Diese Wärme-Bewegung entsteht, wenn sich zwei entgegengesetzte Elemente entgegentreten; zwischen dem positiven und dem negativen Element entsteht eine Hitze verursachende Bewegung, wodurch das Feuer hervorbricht. 

Gärung ist eine Feuertätigkeit; 

Einäscherung ist eine Feuertätigkeit; 

Geburt ist das Ergebnis eines Feuers. 

Das hermetische Feuer ist eine innere Gärung, durch die sich der Mensch für und durch den Geist erwärmt fühlt. 

Beseelung ist ein Feuer; 

Fanatismus ist ein Feuer; 

aber auch reine Spiritualität ist eine Feuertätigkeit. 
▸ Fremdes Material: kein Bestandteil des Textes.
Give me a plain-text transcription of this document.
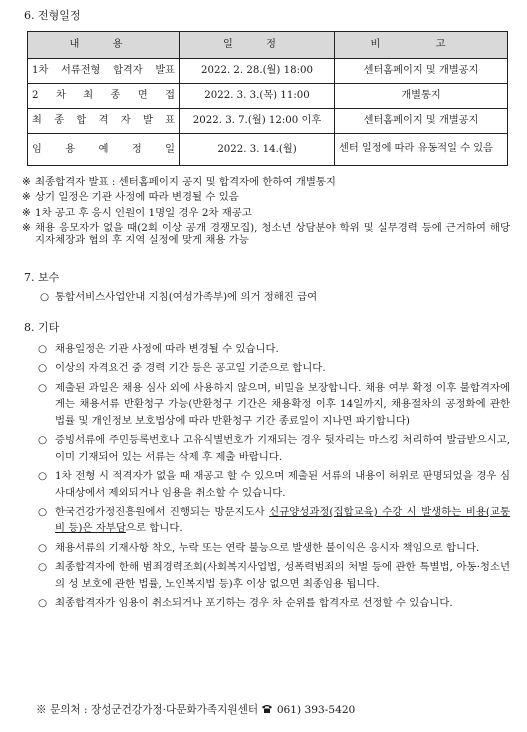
6. 전형일정
내 용	일 정	비 고
1차 서류전형 합격자 발표	2022. 2. 28.(월) 18:00	센터홈페이지 및 개별공지
2 차 최 종 면 접	2022. 3. 3.(목) 11:00	개별통지
최 종 합 격 자 발 표	2022. 3. 7.(월) 12:00 이후	센터홈페이지 및 개별공지
임 용 예 정 일	2022. 3. 14.(월)	센터 일정에 따라 유동적일 수 있음
※ 최종합격자 발표 : 센터홈페이지 공지 및 합격자에 한하여 개별통지
※ 상기 일정은 기관 사정에 따라 변경될 수 있음
※ 1차 공고 후 응시 인원이 1명일 경우 2차 재공고
※ 채용 응모자가 없을 때(2회 이상 공개 경쟁모집), 청소년 상담분야 학위 및 실무경력 등에 근거하여 해당 지자체장과 협의 후 지역 실정에 맞게 채용 가능
7. 보수
○ 통합서비스사업안내 지침(여성가족부)에 의거 정해진 급여
8. 기타
○ 채용일정은 기관 사정에 따라 변경될 수 있습니다.
○ 이상의 자격요건 중 경력 기간 등은 공고일 기준으로 합니다.
○ 제출된 과일은 채용 심사 외에 사용하지 않으며, 비밀을 보장합니다. 채용 여부 확정 이후 불합격자에게는 채용서류 반환청구 가능(반환청구 기간은 채용확정 이후 14일까지, 채용절차의 공정화에 관한 법률 및 개인정보 보호법상에 따라 반환청구 기간 종료일이 지나면 파기합니다)
○ 증빙서류에 주민등록번호나 고유식별번호가 기재되는 경우 뒷자리는 마스킹 처리하여 발급받으시고, 이미 기재되어 있는 서류는 삭제 후 제출 바랍니다.
○ 1차 전형 시 적격자가 없을 때 재공고 할 수 있으며 제출된 서류의 내용이 허위로 판명되었을 경우 심사대상에서 제외되거나 임용을 취소할 수 있습니다.
○ 한국건강가정진흥원에서 진행되는 방문지도사 신규양성과정(집합교육) 수강 시 발생하는 비용(교통비 등)은 자부담으로 합니다.
○ 채용서류의 기재사항 착오, 누락 또는 연락 불능으로 발생한 불이익은 응시자 책임으로 합니다.
○ 최종합격자에 한해 범죄경력조회(사회복지사업법, 성폭력범죄의 처벌 등에 관한 특별법, 아동·청소년의 성 보호에 관한 법률, 노인복지법 등)후 이상 없으면 최종임용 됩니다.
○ 최종합격자가 임용이 취소되거나 포기하는 경우 차 순위를 합격자로 선정할 수 있습니다.
※ 문의처 : 장성군건강가정·다문화가족지원센터  061) 393-5420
Sobald die Seele von dem Geist erwärmt wird, schlägt ein beseelendes Feuer durch den Menschen, aufgrund dessen er das Grobstoffliche von dem subtil Spirituellen trennt. 

Es ist unmöglich, einen spirituellen Weg unbeseelt zu erforschen. 

Spiritualität hat Beseelung nötig, und kann niemals in einem gesetzestreuen Pflichtgefühl bestehen. 

Pflichtgefühl weckt kein Seelenfeuer, weil der Geist fernbleibt. 

Der pflichttreueste Mensch braucht kein spiritueller Mensch zu sein, aber jeder spirituelle Mensch ist beseelt. 

Nicht durch Fanatismus für die eine oder andere Bewegung, sondern immer durch eine unausrottbare Liebe für jede spirituelle Aktivität. 

Solche Menschen können ohne Spiritualität nicht leben und förmliche religiöse Pflichterfüllungen genügen ihnen niemals. 

Dieser Mensch lebt in einem ständigen Konflikt mit seinem löwenartigen Raubtierwesen und versucht um jeden Preis, diesem Löwen seine Flügel anzulegen. 

Das feurige Wesen des Persönlichkeitslöwen lehnt sich gegen die Flügel von Intuition und Gewissen auf, weil es dadurch seine Löwenart verleugnen muß. 

Dennoch ist es dieser Löwe, der sich identifizieren muß mit 

der Taube der Weisheit und des Friedens; dem Pelikan des Opfers; 

und dem Phönix der Wiederauferstehung. 

Alle Spiritualität steht eigentlich in direktem Gegensatz zu den Denkmethoden des Löwen der Persönlichkeit, und dennoch wohnt in ihm die Möglichkeit, zu fliegen, um den Himmeln entgegenzueilen. 

Aus eigener Kraft wird dieser Löwe das niemals vermögen, sein Löwenfeuer bringt ihn niemals über den Dschungel des irdischen Kampfes hinaus, darum muß eine andere Feuerkraft vorhanden sein und hierin liegt das Geheimnis der hermetischen Kunst. 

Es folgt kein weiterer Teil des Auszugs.